Proses revolusi yang terjadi yang disertai dengan pertempuran antara pihak Belanda dan Indonesia tidak terlpas dengan adanya gencatan senjata yang dilakukan kedua belah pihak. Genjatan senjatan yang dilakukan mengikuti aturan prinsip-prinsip dalam berpolitik yang berdasarkan kebebasan, kedaulan, dan kerjasama antara kedua bangsa.[2]

Peristiwa yang melibatkan antara Pemerintah Federal Sementara dan juga Negara Pasundan dijadikan sebagai pertukaran kebudayaan antara kedua belah pihak antara Belanda dan Indonesia yang diinisasii oleh Negara Pasundan.[1] Tetapi, pada saat itu jabatan Komisaris Mahkota untuk Pasundan yang berlaku terlalu singkat, sehingga peristiwa tersebut tidak bisa dilakukan pengembangan dan pembangunan lebih lanjut yang berkaitan dengan Negara Pasundan.

Pada akhirnya, Republik Indonesia melakukan perundingan atau diplomasi kepada pihak sekutu ataupun pihak Belanda.
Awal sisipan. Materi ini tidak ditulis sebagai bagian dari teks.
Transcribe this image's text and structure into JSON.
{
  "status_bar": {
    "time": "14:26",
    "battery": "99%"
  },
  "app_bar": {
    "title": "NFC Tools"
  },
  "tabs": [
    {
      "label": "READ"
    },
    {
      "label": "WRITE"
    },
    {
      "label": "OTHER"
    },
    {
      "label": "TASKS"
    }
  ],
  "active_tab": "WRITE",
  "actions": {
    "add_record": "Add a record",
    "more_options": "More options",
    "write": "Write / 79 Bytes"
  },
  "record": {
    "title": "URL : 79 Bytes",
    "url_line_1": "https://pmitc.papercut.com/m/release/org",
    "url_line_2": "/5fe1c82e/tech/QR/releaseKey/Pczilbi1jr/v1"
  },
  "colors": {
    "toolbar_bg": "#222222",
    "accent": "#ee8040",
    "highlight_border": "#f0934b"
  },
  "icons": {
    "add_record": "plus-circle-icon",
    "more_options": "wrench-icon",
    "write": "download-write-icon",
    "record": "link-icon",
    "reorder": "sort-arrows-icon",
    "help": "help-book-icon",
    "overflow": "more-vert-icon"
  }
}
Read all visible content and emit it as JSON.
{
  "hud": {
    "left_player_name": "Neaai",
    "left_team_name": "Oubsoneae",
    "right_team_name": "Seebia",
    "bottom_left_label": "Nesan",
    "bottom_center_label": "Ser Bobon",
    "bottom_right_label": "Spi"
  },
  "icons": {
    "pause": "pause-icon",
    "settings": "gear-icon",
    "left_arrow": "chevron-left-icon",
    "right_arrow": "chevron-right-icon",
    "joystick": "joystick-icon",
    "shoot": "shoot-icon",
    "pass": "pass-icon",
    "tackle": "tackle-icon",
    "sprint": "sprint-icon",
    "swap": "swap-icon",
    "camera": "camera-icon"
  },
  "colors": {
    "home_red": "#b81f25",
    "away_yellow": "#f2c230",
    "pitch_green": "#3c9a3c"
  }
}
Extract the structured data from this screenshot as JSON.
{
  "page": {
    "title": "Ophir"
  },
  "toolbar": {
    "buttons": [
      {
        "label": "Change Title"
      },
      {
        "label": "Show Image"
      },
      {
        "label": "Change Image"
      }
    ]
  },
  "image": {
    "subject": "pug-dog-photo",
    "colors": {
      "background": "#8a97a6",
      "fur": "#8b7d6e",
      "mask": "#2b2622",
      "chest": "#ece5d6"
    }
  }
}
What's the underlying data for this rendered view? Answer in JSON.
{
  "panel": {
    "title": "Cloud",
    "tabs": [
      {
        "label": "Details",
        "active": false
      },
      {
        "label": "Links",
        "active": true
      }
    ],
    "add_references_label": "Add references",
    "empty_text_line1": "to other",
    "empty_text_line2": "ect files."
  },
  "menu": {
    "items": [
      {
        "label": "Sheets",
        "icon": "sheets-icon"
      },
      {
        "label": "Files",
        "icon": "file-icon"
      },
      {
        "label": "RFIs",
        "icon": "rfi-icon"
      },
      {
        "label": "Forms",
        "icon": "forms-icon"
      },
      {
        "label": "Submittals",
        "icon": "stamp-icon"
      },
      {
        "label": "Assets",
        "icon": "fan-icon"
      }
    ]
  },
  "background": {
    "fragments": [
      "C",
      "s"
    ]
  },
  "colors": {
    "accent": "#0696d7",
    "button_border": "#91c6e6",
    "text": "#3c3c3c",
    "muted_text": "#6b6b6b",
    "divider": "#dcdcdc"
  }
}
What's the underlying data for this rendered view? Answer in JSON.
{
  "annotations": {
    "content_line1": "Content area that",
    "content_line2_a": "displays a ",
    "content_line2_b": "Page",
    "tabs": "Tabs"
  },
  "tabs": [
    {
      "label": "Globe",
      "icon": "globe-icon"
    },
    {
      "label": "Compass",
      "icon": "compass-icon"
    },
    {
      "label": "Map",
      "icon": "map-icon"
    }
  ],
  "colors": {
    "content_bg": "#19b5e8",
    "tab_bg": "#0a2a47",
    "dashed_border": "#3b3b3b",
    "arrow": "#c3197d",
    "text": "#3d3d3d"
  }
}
Adapun perundingan yang dilaksanakan seperti, perundingan Hooge Veuwe, perundingan Linggarjati, perundingan Renville, perundingan Roem-Roijen hingga Konferensi Meja Bundar di Den Haag, Belanda.

Referensi

  1. ^ a b Negara Pasundan satu tahun, 24 April 1948-1949. 1949. 
  2. ^ a b Sugih Rachmat Pangersa, - (2021-01-28). "KIPRAH PARTAI RAKYAT PASUNDAN DALAM NEGARA PASUNDAN (1947-1950)" (dalam bahasa Inggris). Universitas Pendidikan Indonesia.